Die vielen Sehenswürdigkeiten machen die Gegend nördlich und südlich des Boulevards Unter den Linden zu einem Touristenmagneten. Der Berliner geht hier ins Theater oder in die Oper, in die Uni oder ins Büro. Sich verabreden, essen, feiern, ja. Leben tut er jedoch in der Regel woanders. Ganz nebenbei: Kein Eck Berlins ist so penibel sauber wie jenes hier beschriebene. Weggeworfenes verschwindet so unauffällig, als wären Müllmänner in Zivil unterwegs. Auf das Schaufenster der Stadt gibt man acht.

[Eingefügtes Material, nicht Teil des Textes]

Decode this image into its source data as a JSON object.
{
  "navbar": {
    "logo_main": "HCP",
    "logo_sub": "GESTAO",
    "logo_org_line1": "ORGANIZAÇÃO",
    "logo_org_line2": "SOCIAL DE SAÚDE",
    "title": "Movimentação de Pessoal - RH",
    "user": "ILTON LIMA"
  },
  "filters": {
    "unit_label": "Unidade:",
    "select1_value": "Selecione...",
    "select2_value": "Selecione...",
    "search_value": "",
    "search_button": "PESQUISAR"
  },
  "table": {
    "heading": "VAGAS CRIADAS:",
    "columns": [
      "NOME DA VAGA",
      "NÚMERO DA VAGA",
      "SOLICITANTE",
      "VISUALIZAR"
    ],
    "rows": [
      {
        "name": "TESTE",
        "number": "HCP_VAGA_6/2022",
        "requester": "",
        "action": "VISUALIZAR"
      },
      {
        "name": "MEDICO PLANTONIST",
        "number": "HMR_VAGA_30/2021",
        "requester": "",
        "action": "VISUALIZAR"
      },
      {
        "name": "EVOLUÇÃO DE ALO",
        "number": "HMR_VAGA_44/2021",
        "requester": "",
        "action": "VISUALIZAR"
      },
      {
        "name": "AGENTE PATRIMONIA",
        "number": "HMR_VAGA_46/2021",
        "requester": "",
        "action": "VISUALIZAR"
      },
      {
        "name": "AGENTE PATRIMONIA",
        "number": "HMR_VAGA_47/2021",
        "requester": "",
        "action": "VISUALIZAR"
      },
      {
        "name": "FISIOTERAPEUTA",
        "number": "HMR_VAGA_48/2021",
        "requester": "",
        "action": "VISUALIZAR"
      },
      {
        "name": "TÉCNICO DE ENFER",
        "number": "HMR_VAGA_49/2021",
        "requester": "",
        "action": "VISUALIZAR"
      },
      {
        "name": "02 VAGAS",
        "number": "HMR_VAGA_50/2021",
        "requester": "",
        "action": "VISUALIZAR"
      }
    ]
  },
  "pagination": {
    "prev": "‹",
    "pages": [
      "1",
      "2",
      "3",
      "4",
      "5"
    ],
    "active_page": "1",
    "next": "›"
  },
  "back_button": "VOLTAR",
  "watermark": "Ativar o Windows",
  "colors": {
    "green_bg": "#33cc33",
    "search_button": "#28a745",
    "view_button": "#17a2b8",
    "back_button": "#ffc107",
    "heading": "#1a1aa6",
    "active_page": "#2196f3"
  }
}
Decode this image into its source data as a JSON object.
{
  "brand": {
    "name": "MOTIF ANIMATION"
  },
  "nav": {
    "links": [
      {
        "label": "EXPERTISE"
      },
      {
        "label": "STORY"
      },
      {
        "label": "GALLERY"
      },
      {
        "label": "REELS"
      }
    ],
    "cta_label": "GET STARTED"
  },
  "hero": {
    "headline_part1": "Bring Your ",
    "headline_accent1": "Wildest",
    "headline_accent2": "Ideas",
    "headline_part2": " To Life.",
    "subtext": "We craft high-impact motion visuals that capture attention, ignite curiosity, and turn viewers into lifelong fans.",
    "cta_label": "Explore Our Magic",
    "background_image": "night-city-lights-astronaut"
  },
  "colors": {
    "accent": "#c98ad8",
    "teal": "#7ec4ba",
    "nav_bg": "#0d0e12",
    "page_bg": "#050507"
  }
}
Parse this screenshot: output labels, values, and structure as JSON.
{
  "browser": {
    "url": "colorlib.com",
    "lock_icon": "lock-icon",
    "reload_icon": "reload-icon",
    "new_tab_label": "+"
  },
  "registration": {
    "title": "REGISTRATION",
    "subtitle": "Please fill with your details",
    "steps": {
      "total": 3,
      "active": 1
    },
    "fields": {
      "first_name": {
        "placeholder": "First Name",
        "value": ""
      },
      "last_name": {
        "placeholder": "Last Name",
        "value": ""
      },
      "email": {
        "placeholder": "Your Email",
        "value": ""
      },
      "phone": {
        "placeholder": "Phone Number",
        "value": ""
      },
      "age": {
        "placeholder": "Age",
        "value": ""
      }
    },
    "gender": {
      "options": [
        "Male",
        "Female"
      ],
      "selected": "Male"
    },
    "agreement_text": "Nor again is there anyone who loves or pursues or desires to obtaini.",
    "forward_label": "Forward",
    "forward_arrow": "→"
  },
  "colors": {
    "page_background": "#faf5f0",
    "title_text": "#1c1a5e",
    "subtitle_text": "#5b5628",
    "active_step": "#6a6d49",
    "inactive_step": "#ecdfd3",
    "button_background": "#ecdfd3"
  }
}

Tour-Info Länge ca. 6,5 km, Dauer ca. 3 Std., → Karte.
Die Route
Potsdamer Platz
Am Potsdamer Platz steigen gläserne Fassaden gen Himmel, und auch Bürohäuser, wie man sie von der Skyline New Yorks kennt, nur eine Nummer kleiner. Verkehr herrscht auch auf dem Platz, aber nicht mehr so wie in den 1920er-Jahren. Damals war der Platz mit seinen umliegenden Cafés und Restaurants, Grandhotels und Filmpalästen der verkehrsreichste des Kontinents. Was eine Ampel und was ein Zebrastreifen ist, weiß heute jedes Kind. Als man hier aber 1924 die erste Ampel Europas aufstellte und den Zebrastreifen einführte, war das so neu, dass es erklärungsbedürftig war: „Zur Verkehrsregelung ist ein kleiner Verkehrsturm mit Uhr in der Mitte errichtet, der im Volksmund ‚Oberkieker‘ heißt. Der dort in den Haupttagesstunden den Verkehr regelnde Beamte der Schutzpolizei zeigt durch optische Signale (grün bzw. rot) an, welche Durchfahrtrichtung freigegeben ist und welche gesperrt ist. Fußgänger haben sich auch danach zu richten und die vorgeschriebenen Übergänge zu benutzen, die auf dem Fahrdamm durch weiße Linien angedeutet sind“ (Straube-Führer Berlin, 1925).
Nach dem Krieg war der Platz eine weite Ödnis, Niemandsland und zugleich eine Art Dreiländereck: Hier trafen nicht nur der sowjetische (Mitte), der amerikanische (Kreuzberg) und der britische Sektor (Tiergarten) aufeinander, sondern auch Prostituierte, Kleinkriminelle und Schwarzhändler. Tauchte nämlich die Militärpolizei des einen Sektors auf, so flüchtete man einfach in den anderen. Im geteilten Berlin verlief über den heutigen Platz die Mauer, mehrere über den Platz verteilte Mauerelemente erinnern daran.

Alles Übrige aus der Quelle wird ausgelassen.